If our future holds more of the same, only worse, the question becomes not how to fend off the hungry hordes attacking our bunker in the bush after TEOTWAWKI, but how to survive in our bungalow in the burbs on an average day.
In his book and on his blog FerFAL makes a convincing argument that increasing taxes and decreasing value of currency combined with crime and corruption will more likely result in a death spiral for our way of life than a dramatic revolution or civil war.
The more I study the problems that confront us, as a people and as a nation, the more convinced I become that FerFAL is right and those self proclaimed survival gurus predicting imminent internecine armed struggle are living in a fantasy world. Mutiny, it seems to me, just isn't in the cards.
So let's get real with our preparations. Buying a "ranch" in a "Survival Community"?
Eh, I'll pass!
Stocking up on food?
A few gold coins and a lot of pre-1965 US silver dimes & quarters?
Guns & Ammo?
But what about the more mundane aspects of survival in devolving economy?
Nonperishable supplies can be stockpiled in large but reasonable amounts so that in times of chaos A) you don't have to endanger yourself going out to get them and B) you don't have to do without them. Also, not having to spend whatever money you have on hand at the moment on everyday essentials gives you other options for the deployment of that resource that could pay dividends as you adapt to the ever changing situation.
If you're a member of Costco, Sam's Club or one of the other big box stores that offer lower prices by selling in bulk you're already doubling up most of your purchases by virtue of the sizes available.

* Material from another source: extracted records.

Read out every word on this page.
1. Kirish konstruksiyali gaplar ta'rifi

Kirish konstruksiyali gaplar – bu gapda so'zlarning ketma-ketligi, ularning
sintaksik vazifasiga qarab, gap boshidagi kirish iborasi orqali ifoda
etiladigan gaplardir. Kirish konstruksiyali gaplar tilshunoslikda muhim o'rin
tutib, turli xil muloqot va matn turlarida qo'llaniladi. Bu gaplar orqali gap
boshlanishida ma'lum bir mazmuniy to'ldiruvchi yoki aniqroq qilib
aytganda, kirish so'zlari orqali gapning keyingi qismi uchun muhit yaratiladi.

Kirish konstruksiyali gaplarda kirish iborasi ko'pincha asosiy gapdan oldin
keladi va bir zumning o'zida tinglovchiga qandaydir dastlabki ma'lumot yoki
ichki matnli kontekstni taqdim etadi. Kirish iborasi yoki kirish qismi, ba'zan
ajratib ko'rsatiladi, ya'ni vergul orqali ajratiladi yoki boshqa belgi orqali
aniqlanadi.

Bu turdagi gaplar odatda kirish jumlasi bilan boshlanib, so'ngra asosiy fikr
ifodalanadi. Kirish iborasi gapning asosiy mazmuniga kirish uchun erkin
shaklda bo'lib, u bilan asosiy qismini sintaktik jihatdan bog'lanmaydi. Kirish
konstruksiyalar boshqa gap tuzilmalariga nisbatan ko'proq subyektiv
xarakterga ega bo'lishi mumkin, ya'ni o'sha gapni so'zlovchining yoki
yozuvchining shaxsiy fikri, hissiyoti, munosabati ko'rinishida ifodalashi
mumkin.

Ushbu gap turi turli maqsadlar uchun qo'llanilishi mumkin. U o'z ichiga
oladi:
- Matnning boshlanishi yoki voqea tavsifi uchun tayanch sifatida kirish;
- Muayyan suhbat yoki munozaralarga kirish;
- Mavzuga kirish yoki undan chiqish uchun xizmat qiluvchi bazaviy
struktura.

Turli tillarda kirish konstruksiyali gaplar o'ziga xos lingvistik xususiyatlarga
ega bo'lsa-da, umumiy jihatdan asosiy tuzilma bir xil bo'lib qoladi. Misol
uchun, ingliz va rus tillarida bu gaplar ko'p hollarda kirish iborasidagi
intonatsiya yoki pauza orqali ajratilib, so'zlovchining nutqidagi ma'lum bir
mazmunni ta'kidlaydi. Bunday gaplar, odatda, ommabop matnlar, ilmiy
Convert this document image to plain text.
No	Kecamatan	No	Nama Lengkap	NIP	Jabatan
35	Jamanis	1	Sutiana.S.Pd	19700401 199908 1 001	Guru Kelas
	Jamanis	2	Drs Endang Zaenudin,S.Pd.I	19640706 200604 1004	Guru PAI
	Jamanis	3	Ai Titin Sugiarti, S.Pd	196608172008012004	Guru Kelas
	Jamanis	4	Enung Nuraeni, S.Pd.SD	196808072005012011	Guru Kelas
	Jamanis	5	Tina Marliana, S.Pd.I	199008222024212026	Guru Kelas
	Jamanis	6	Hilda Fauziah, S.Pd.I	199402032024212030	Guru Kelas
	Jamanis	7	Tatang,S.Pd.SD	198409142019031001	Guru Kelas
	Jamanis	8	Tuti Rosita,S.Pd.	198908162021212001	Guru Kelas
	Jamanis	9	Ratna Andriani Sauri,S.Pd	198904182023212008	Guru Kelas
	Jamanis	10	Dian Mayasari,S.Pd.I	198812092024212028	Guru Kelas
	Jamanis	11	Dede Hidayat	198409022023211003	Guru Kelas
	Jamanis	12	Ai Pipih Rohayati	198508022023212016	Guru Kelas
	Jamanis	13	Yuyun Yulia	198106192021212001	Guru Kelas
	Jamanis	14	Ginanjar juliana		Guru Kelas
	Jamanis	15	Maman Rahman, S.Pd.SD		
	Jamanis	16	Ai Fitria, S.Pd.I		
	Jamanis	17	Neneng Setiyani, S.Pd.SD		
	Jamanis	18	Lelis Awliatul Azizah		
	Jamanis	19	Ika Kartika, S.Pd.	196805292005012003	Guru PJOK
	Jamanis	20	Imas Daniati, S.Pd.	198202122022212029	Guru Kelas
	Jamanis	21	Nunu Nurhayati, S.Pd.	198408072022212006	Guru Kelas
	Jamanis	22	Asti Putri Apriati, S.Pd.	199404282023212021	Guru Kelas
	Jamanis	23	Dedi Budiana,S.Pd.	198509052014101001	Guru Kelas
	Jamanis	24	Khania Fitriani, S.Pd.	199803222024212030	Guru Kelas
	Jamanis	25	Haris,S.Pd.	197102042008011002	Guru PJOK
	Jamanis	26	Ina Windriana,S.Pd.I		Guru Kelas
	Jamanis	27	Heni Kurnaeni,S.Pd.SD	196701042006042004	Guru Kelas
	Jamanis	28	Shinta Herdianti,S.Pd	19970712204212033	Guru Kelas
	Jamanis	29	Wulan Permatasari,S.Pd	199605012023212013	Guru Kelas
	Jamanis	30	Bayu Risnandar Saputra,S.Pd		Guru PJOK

Instead of the petite bottle of dishwashing liquid you're offered the jumbo size, often two of them taped together.
It makes sense to buy a 24 can case of the Campbell's soup you enjoy rather than a few cans at a time at the local supermarket. But if the grocery has a super sale don't hesitate to clear their shelves and load up yours.
TP or not TP that is the (30 roll) question, whether it is nobler in the mind to suffer the slings and arrows of outrageous fortune (with old magazine pages) or take arms against a sea of troubles and by opposing end them with 180 or so rolls in the closet?
It may not seem like much of a survival strategy; a pantry full of food and dishwashing liquid, a laundry room with an extra extra-large box of laundry detergent and a hall closet bulging with TP and hand soap; but the time and money you save by not having to go out searching for such things is time and money you'll have available to deploy in other areas.
Before you pooh-pooh the savings to be had consider that after an economic collapse the reemerging reality will be full of constantly moving parts that won't always provide necessities at prices you can afford or maybe not at any price.
Little Things Mean a Lot
Don't discount medicine and health aids. An infected splinter can kill you just as dead as a bullet. It just takes longer and is more painful. A decayed tooth can kill you too.
Eye drops, aspirin, Mole Skin (to prevent/treat blisters), New Skin (for cuts & splinters), toothpaste and all those over the counter pills you routinely take for this that and the other ailment may not be available (or may be prohibitively expensive) so you have to ask yourself: "If I buy an extra bottle of pills and have to throw it away in a few years do I count it as a loss or insurance?"
Oh sure (if you're lucky) eventually you'll run out of these things, but hopefully by then the emergency will have stabilized. If not, you'll be no worse off then the guy ahead of you in line as you try to buy a Big Mac with one of the new $1,000,000 dollar bills.